(DIRE - Notiziario Psicologia) Roma, 21 apr. - I vocaboli del nostro linguaggio sono racchiusi in un "dizionario" situato nella corteccia visiva del nostro cervello, da qui vengono estratti al momento di parlare o leggere. L'apprendimento di una lingua che non conosciamo richiede ascolto, quindi un importante impegno da parte del nostro sistema uditivo. Ma è soltanto grazie al sistema visivo che le parole entrano a far parte del bagaglio culturale e possono poi essere usate per costruire frasi, periodi ed espressioni. A suggerirlo è una ricerca pubblicata sulla rivista 'Journal of Neuroscience', secondo cui le centinaia di migliaia di parole che compongono il nostro linguaggio sono racchiuse in una sorta di 'dizionario' situato nella corteccia visiva del nostro cervello, da cui possono essere facilmente estratte al momento di parlare o leggere.
L'ESPERIMENTO CON GLI STUDENTI DAVANTI A PAROLE SCONOSCIUTE - È giunto a questa conclusione Maximilian Riesenhuber, neuroscienziato della Georgetown University, dopo aver preso in esame 25 studenti di scuola superiore e li ha sottoposti a un test in cui i giovani erano posti di fronte a 150 parole sconosciute, mentre la loro attività cerebrale era analizzata attraverso una risonanza magnetica funzionale. Secondo quanto evidenziato dal ricercatore, prima che i giovani apprendessero il significato delle parole, queste venivano registrate dal cervello come un "guazzabuglio" di simboli, mentre una volta appreso il senso di quelle parole i giovani tendevano a "visualizzarle" attraverso il sistema visivo, registrando quei vocaboli in un area della corteccia chiamata "area visiva per la forma della parola" (VWFA).
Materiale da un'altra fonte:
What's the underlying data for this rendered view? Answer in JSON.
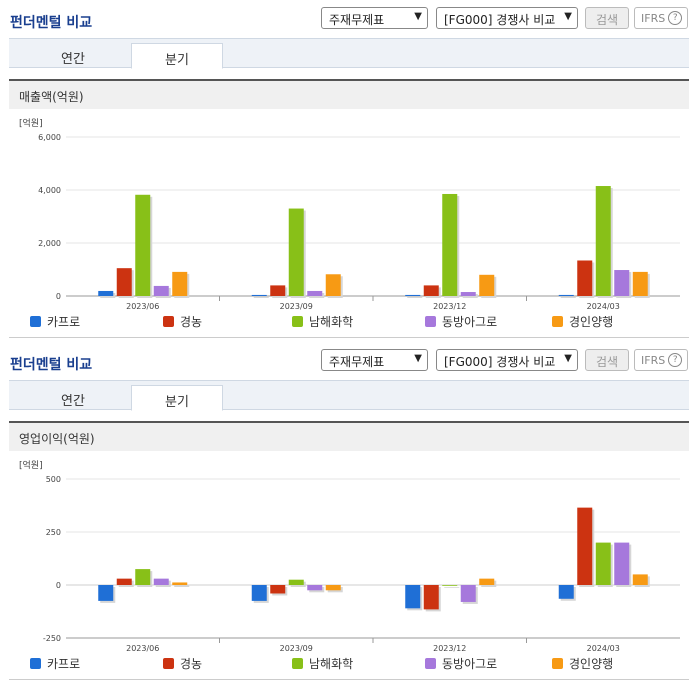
{
  "sections": [
    {
      "header": {
        "title": "펀더멘털 비교",
        "select_report": "주재무제표",
        "select_compare": "[FG000] 경쟁사 비교",
        "search_label": "검색",
        "ifrs_label": "IFRS",
        "help_glyph": "?"
      },
      "tabs": [
        {
          "label": "연간"
        },
        {
          "label": "분기"
        }
      ],
      "active_tab": "분기",
      "panel_title": "매출액(억원)"
    },
    {
      "header": {
        "title": "펀더멘털 비교",
        "select_report": "주재무제표",
        "select_compare": "[FG000] 경쟁사 비교",
        "search_label": "검색",
        "ifrs_label": "IFRS",
        "help_glyph": "?"
      },
      "tabs": [
        {
          "label": "연간"
        },
        {
          "label": "분기"
        }
      ],
      "active_tab": "분기",
      "panel_title": "영업이익(억원)"
    }
  ],
  "chart_data": [
    {
      "type": "bar",
      "unit_label": "[억원]",
      "categories": [
        "2023/06",
        "2023/09",
        "2023/12",
        "2024/03"
      ],
      "ylim": [
        0,
        6000
      ],
      "yticks": [
        0,
        2000,
        4000,
        6000
      ],
      "ytick_labels": [
        "0",
        "2,000",
        "4,000",
        "6,000"
      ],
      "grid": true,
      "legend_position": "bottom",
      "series": [
        {
          "name": "카프로",
          "color": "#1f6fd6",
          "values": [
            190,
            40,
            40,
            40
          ]
        },
        {
          "name": "경농",
          "color": "#cc3311",
          "values": [
            1050,
            400,
            400,
            1340
          ]
        },
        {
          "name": "남해화학",
          "color": "#88c018",
          "values": [
            3820,
            3300,
            3850,
            4150
          ]
        },
        {
          "name": "동방아그로",
          "color": "#a678dc",
          "values": [
            380,
            190,
            150,
            980
          ]
        },
        {
          "name": "경인양행",
          "color": "#f79a14",
          "values": [
            910,
            820,
            800,
            910
          ]
        }
      ]
    },
    {
      "type": "bar",
      "unit_label": "[억원]",
      "categories": [
        "2023/06",
        "2023/09",
        "2023/12",
        "2024/03"
      ],
      "ylim": [
        -250,
        500
      ],
      "yticks": [
        -250,
        0,
        250,
        500
      ],
      "ytick_labels": [
        "-250",
        "0",
        "250",
        "500"
      ],
      "grid": true,
      "legend_position": "bottom",
      "series": [
        {
          "name": "카프로",
          "color": "#1f6fd6",
          "values": [
            -75,
            -75,
            -110,
            -65
          ]
        },
        {
          "name": "경농",
          "color": "#cc3311",
          "values": [
            30,
            -40,
            -115,
            365
          ]
        },
        {
          "name": "남해화학",
          "color": "#88c018",
          "values": [
            75,
            25,
            0,
            200
          ]
        },
        {
          "name": "동방아그로",
          "color": "#a678dc",
          "values": [
            30,
            -25,
            -80,
            200
          ]
        },
        {
          "name": "경인양행",
          "color": "#f79a14",
          "values": [
            12,
            -25,
            30,
            50
          ]
        }
      ]
    }
  ]
}
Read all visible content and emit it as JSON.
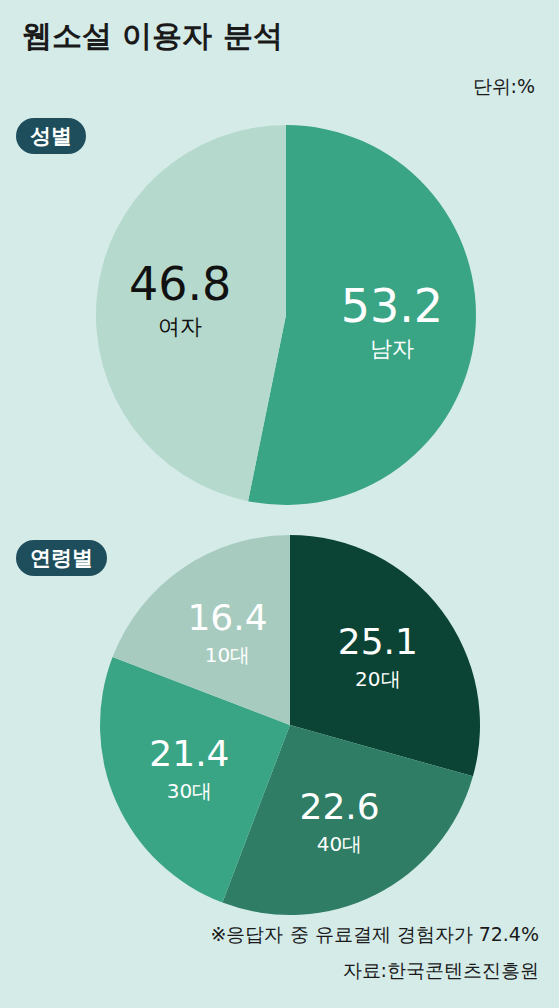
{
  "title": "웹소설 이용자 분석",
  "unit_label": "단위:%",
  "note": "※응답자 중 유료결제 경험자가 72.4%",
  "source": "자료:한국콘텐츠진흥원",
  "chart_data": [
    {
      "type": "pie",
      "title": "성별",
      "categories": [
        "남자",
        "여자"
      ],
      "values": [
        53.2,
        46.8
      ],
      "colors": [
        "#3aa585",
        "#b5d9cc"
      ],
      "data_labels": true
    },
    {
      "type": "pie",
      "title": "연령별",
      "categories": [
        "20대",
        "40대",
        "30대",
        "10대"
      ],
      "values": [
        25.1,
        22.6,
        21.4,
        16.4
      ],
      "colors": [
        "#0b4434",
        "#2e7d64",
        "#3aa585",
        "#a8cbbf"
      ],
      "data_labels": true
    }
  ]
}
LO STESSO MECCANISMO CHE SCATTA PER RICONOSCERE I VOLTI - "In questa fase vediamo le parole come oggetti visivi e la fonetica non risulta più coinvolta" ha spiegato Maximilian Riesenhuber, sottolineando che questo "dizionario visivo" del nostro cervello ci permette di leggere a velocità spedita nella lingua che conosciamo, piuttosto che pronunciare ogni singolo suono come facciamo con le lingue a noi meno note. Il meccanismo è simile a quello utilizzato per il riconoscimento dei volti: quando il volto è familiare sappiamo riconoscerlo in una frazione di secondo senza analizzarne le singole componenti, mentre per i volti sconosciuti abbiamo bisogno di più tempo per poterli focalizzare.
I DISLESSICI IMPEGNANO PIÚ CIRCUITI SENSORIALI QUANDO LEGGONO - L'idea del dizionario visivo, secondo i ricercatori della Georgetown University, potrebbe essere anche utile nell'accrescere la comprensione di alcuni disturbi specifici dell'apprendimento che coinvolgono la lettura e la memorizzazione delle parole, come la dislessia. Con questo obiettivo, i ricercatori statunitensi hanno da poco avviato un'indagine per verificare in che modo le parole vengono "registrate" nel cervello dei soggetti dislessici durante la lettura. L'idea è che chi soffre di questi disturbi tenda a impegnare più circuiti sensoriali quando legge, con conseguenti difficoltà nel sapere leggere e apprendere quanto letto.
ANCHE I CIECHI USANO IL SISTEMA "VISIVO" PER LEGGERE IL BRAILLE - Malgrado diversi gli studi scientifici abbiano sottolineato il ruolo centrale dell'area visiva per la forma della parola (VWFA) nel consentire la lettura e la comprensione, sono ancora molti i punti oscuri sul funzionamento di questo sistema. Una ricerca pubblicata sulla rivista Current Biology, ad esempio, ha mostrato che le persone non vedenti sin dalla nascita impiegano questa stessa area della corteccia visiva per leggere attraverso i caratteri Braille. Una conclusione che lascia supporre che questa zona del cervello racchiuda in sé una sorta di meccanismo universale deputato alla lettura e all'apprendimento, che porta a elaborare le informazioni in maniera indipendente dalla vera e propria vista.